Sohn Sunghwan, Clark Cheryl, Halgrim Scott R, Murphy Sean P, Jonnalagadda Siddhartha R, Wagholikar Kavishwar B, Wu Stephen T, Chute Christopher G, Liu Hongfang
Division of Biomedical Statistics and Informatics, Mayo Clinic, Rochester, MN.
Biomed Inform Insights. 2013 Jun 24;6(Suppl 1):7-16. doi: 10.4137/BII.S11634. Print 2013.

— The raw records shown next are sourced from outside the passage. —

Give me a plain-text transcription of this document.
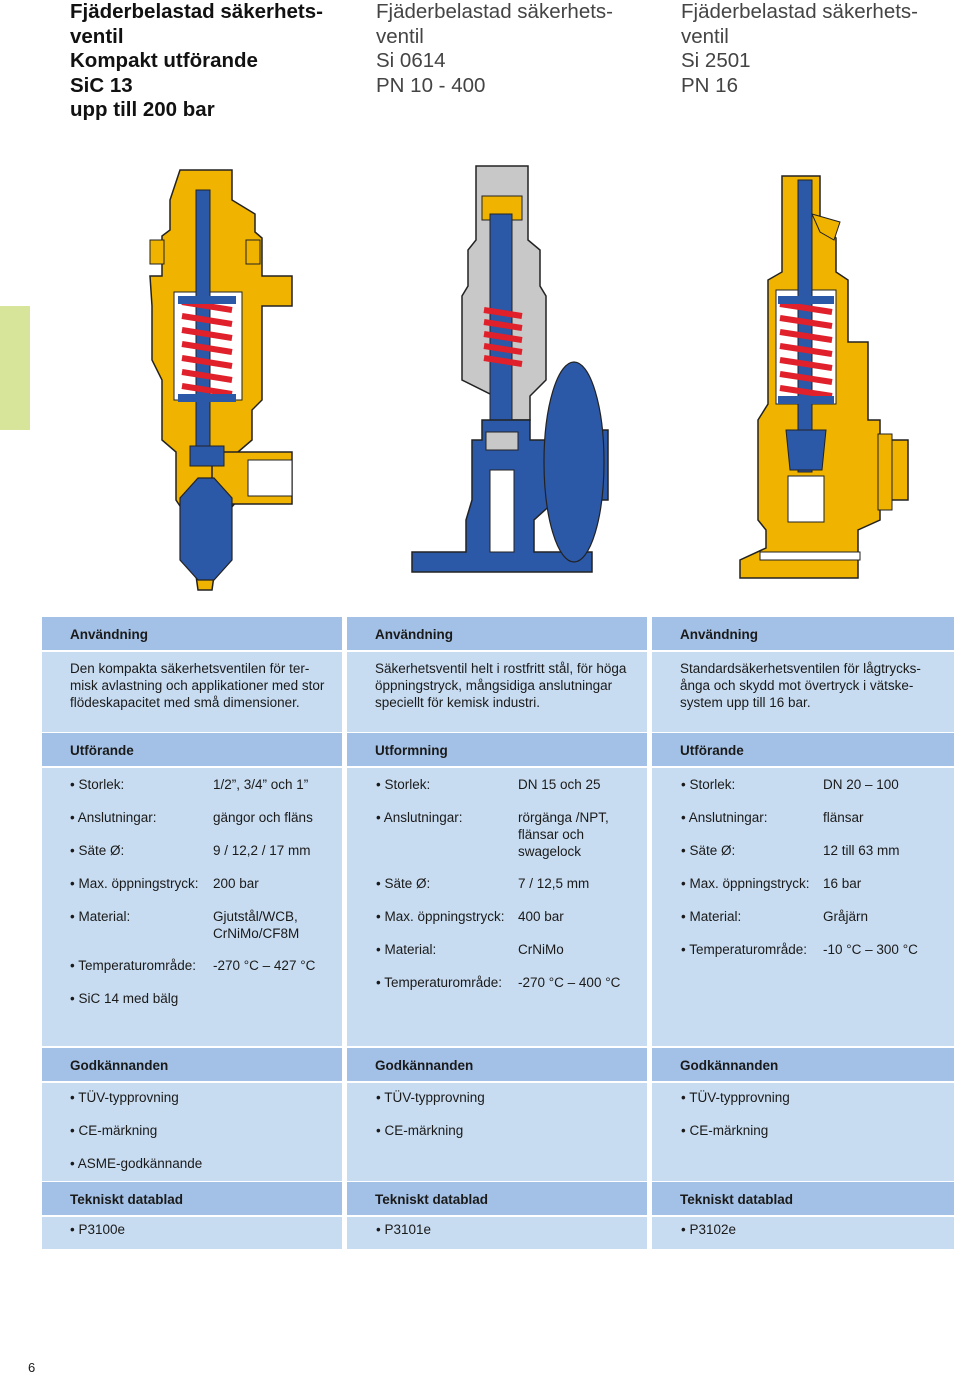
Fjäderbelastad säkerhets-
ventil
Kompakt utförande
SiC 13
upp till 200 bar
Fjäderbelastad säkerhets-
ventil
Si 0614
PN 10 - 400
Fjäderbelastad säkerhets-
ventil
Si 2501
PN 16
Användning	Användning	Användning

Den kompakta säkerhetsventilen för ter-

misk avlastning och applikationer med stor

flödeskapacitet med små dimensioner.

Säkerhetsventil helt i rostfritt stål, för höga

öppningstryck, mångsidiga anslutningar

speciellt för kemisk industri.

Standardsäkerhetsventilen för lågtrycks-

ånga och skydd mot övertryck i vätske-

system upp till 16 bar.

Utförande	Utformning	Utförande
• Storlek:	1/2”, 3/4” och 1”
• Anslutningar:	gängor och fläns
• Säte Ø:	9 / 12,2 / 17 mm
• Max. öppningstryck: 200 bar
• Material:	Gjutstål/WCB,
CrNiMo/CF8M
• Temperaturområde: -270 °C – 427 °C
• SiC 14 med bälg
• Storlek:	DN 15 och 25
• Anslutningar:	rörgänga /NPT,
flänsar och
swagelock
• Säte Ø:	7 / 12,5 mm
• Max. öppningstryck: 400 bar
• Material:	CrNiMo
• Temperaturområde: -270 °C – 400 °C
• Storlek:	DN 20 – 100
• Anslutningar:	flänsar
• Säte Ø:	12 till 63 mm
• Max. öppningstryck: 16 bar
• Material:	Gråjärn
• Temperaturområde: -10 °C – 300 °C
Godkännanden	Godkännanden	Godkännanden
• TÜV-typprovning
• CE-märkning
• ASME-godkännande
• TÜV-typprovning
• CE-märkning
• TÜV-typprovning
• CE-märkning
Tekniskt datablad	Tekniskt datablad	Tekniskt datablad
• P3100e	• P3101e	• P3102e
6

A large amount of medication information resides in the unstructured text found in electronic medical records, which requires advanced techniques to be properly mined. In clinical notes, medication information follows certain semantic patterns (eg, medication, dosage, frequency, and mode). Some medication descriptions contain additional word(s) between medication attributes. Therefore, it is essential to understand the semantic patterns as well as the patterns of the context interspersed among them (ie, context patterns) to effectively extract comprehensive medication information. In this paper we examined both semantic and context patterns, and compared those found in Mayo Clinic and i2b2 challenge data. We found that some variations exist between the institutions but the dominant patterns are common.
大量的药物信息存在于电子病历中的非结构化文本中,这需要先进的技术来进行恰当挖掘。在临床记录中,药物信息遵循特定的语义模式(例如,药物、剂量、频率和用药方式)。一些药物描述在药物属性之间包含额外的词汇。因此,了解语义模式以及穿插在其中的上下文模式(即语境模式)对于有效提取全面的药物信息至关重要。在本文中,我们研究了语义和语境模式,并比较了梅奥诊所和i2b2挑战赛数据中的模式。我们发现不同机构之间存在一些差异,但主要模式是相同的。